The dividend yield is a financial ratio that tells you how much dividend is paid out per share for each rupee of its current market price. To find this ratio, you need to know the annual dividend per share and the current market price per share.The annual dividend per share formula is simple. You need to divide the total dividends paid out in a financial year by the total number of outstanding shares. Check out the dividend per share formula here:
Dividend per share = Total dividends paid during the year ÷ Total outstanding shares
Then, you can use the above value in the dividend yield formula, which is given below:
Dividend yield = Annual dividend paid per share ÷ Current market price per share
This sums up how to calculate the dividend yield. If you want more clarity about using the dividend yield formula, let us consider a hypothetical example. Say a company with a current share price of Rs. 50 has 1 lakh outstanding shares and has paid annual dividends of Rs. 10 lakhs in a year.
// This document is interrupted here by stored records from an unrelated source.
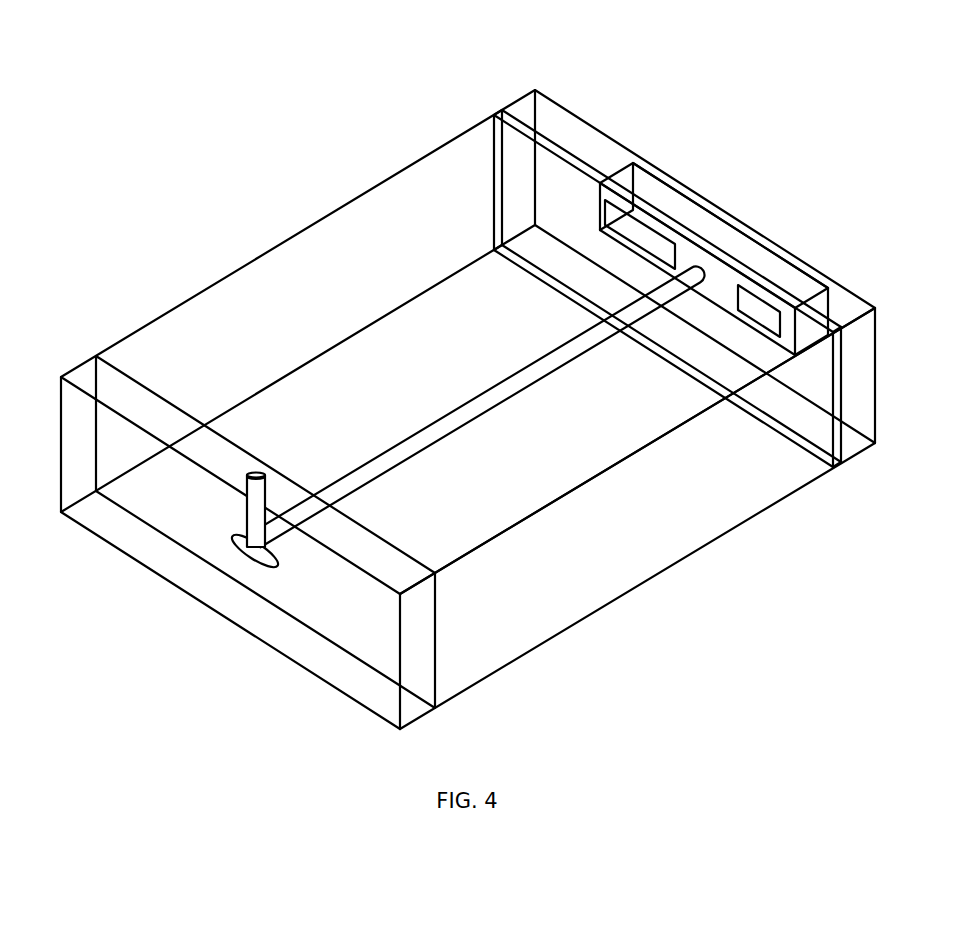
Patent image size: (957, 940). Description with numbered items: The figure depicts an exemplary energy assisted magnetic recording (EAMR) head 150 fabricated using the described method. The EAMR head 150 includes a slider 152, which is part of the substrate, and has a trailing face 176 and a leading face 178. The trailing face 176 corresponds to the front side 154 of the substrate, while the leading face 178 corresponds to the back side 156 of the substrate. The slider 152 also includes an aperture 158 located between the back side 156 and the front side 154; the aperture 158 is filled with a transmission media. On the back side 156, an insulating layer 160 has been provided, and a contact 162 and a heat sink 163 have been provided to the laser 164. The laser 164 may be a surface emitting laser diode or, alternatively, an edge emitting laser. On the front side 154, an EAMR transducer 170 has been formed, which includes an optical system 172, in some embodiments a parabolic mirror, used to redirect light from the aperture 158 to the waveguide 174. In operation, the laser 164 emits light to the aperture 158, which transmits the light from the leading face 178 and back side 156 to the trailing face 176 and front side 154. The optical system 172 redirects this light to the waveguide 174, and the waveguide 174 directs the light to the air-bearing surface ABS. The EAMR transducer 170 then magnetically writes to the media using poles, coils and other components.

The EAMR head 150 is at (448, 30).
The slider 152 is at (283, 243).
The front side 154 is at (151, 366).
The back side 156 is at (472, 160).
The aperture 158 is at (568, 364).
The insulating layer 160 is at (494, 115).
The contact 162 is at (776, 291).
The heat sink 163 is at (601, 222).
The laser 164 is at (663, 181).
The EAMR transducer 170 is at (150, 568).
The optical system 172 is at (252, 568).
The waveguide 174 is at (247, 513).
The trailing face 176 is at (295, 686).
The leading face 178 is at (720, 186).
The air-bearing surface ABS is at (331, 168).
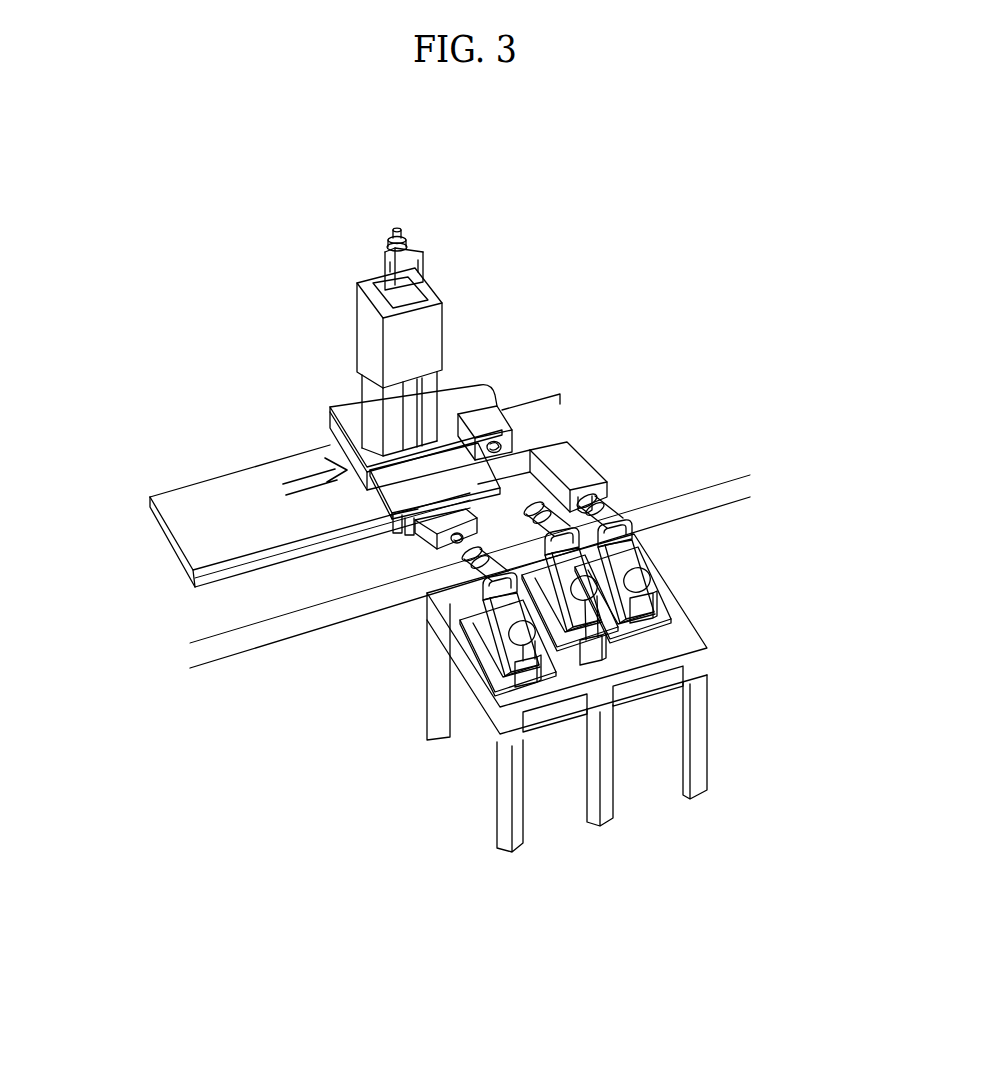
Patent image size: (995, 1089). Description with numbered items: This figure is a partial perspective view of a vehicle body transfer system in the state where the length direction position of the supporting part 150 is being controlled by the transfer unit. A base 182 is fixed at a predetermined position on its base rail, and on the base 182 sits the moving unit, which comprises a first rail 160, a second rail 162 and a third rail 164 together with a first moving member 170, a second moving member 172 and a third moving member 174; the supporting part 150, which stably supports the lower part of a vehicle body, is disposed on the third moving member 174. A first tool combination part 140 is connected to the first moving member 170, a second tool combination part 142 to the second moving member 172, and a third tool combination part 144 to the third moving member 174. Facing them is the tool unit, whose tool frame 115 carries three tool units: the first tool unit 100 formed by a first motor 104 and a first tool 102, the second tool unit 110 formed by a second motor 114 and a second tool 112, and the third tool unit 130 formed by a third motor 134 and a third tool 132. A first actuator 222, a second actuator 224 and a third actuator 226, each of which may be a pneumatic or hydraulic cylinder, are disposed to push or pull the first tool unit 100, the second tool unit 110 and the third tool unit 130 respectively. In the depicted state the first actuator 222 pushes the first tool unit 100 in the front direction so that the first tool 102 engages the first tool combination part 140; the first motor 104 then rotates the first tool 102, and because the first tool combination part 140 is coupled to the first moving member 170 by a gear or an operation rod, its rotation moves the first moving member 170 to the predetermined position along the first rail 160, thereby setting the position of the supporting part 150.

The first tool unit 100 is at (692, 567).
The first tool 102 is at (594, 508).
The first motor 104 is at (623, 553).
The second tool unit 110 is at (409, 630).
The second tool 112 is at (464, 560).
The second motor 114 is at (473, 621).
The tool frame 115 is at (474, 679).
The third tool unit 130 is at (577, 723).
The third tool 132 is at (528, 530).
The third motor 134 is at (556, 552).
The first tool combination part 140 is at (588, 497).
The second tool combination part 142 is at (478, 531).
The third tool combination part 144 is at (497, 444).
The supporting part 150 is at (385, 228).
The first rail 160 is at (200, 497).
The second rail 162 is at (347, 410).
The third rail 164 is at (428, 408).
The first moving member 170 is at (413, 533).
The second moving member 172 is at (355, 432).
The third moving member 174 is at (368, 332).
The base 182 is at (228, 604).
The first actuator 222 is at (658, 614).
The second actuator 224 is at (517, 683).
The third actuator 226 is at (603, 658).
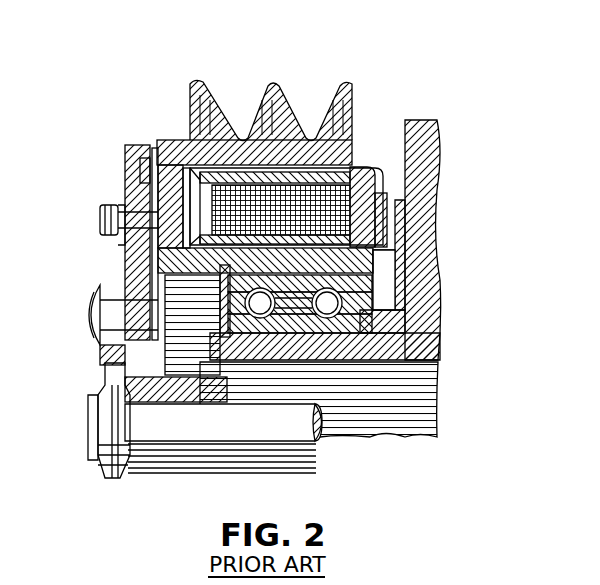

So, if you want to know how to calculate the dividend yield ratio, this is how it works. You need to first use the dividend per share formula to find the numerator in the dividend yield ratio.
Dividend per share:
= Total dividends paid during the year ÷ Total outstanding shares
= Rs. 10,00,000 ÷ 1,00,000 shares
= Rs. 10
Then, you can use the dividend yield formula as shown here:
Dividend yield:
= Annual dividend paid per share ÷ Current market price per share
= Rs. 10 ÷ Rs. 50
= 0.20
Factors affecting the dividend yield
The dividend yield is affected by various factors. Some of these are evident from the dividend yield formula, while others may be more indirect. The main factors that influence this ratio include:- Share price movements: The dividend yield ratio is inversely related to the share price of a company. The higher the share price in the market, the lower the dividend yield will be. On the other hand, a declining share price boosts the dividend yield.
- Overall profitability: The overall profitability of a company also affects its dividend yield. If a company has higher profits, it may also pay out higher dividends. This, in turn, can improve the company’s dividend yield.
- Dividend policy: The company’s dividend policy also matters greatly. Companies in the early stages of growth may reinvest their profits, leading to low dividend yields, while mature companies may pay dividends more frequently, leading to better dividend yield values.
Common mistakes in dividend yield calculation
Although the dividend yield formula is simple, there are some common mistakes that you should attempt to avoid, such as the following:- Using wrong dividend values: Some investors may mistakenly use quarterly or interim dividends in the dividend yield formula instead of the annual dividend. This may lead to inaccurate yield values. So, ensure that you verify the annual dividend value using the financial statements and use it in your calculation.
- Including special dividends: Some companies may pay out special dividends or one-time dividends. Many experts argue that including these dividends in the dividend yield formula may lead to skewed results as such special dividends may not be sustainable in the future.
- Using incorrect share prices: The current share price is a crucial part of dividend yield calculation. Using an outdated or incorrect share price value will lead to inaccurate ratios that could skew your investment decisions. To further avoid errors in calculation, consider using a dividend yield calculator in your analysis.
Benefits of knowing the dividend yield
Knowing the dividend yield can be beneficial in many ways. The top advantages of calculating and utilising this ratio include:- Investment comparison: You can compare dividend yields to evaluate different companies and sectors easily. This ratio helps you identify investment avenues that offer potentially higher returns in the form of dividends.
- Income planning: With the dividend yield ratio, you can also estimate the potential income from your equity investments more easily. This is particularly useful if you follow an income-based approach to your investments.
- Share value assessment: The dividend yield ratio can also help you assess if a company is overvalued or undervalued. A high dividend yield may be a sign that the stock is potentially undervalued. However, a low dividend yield could be a sign of overvaluation.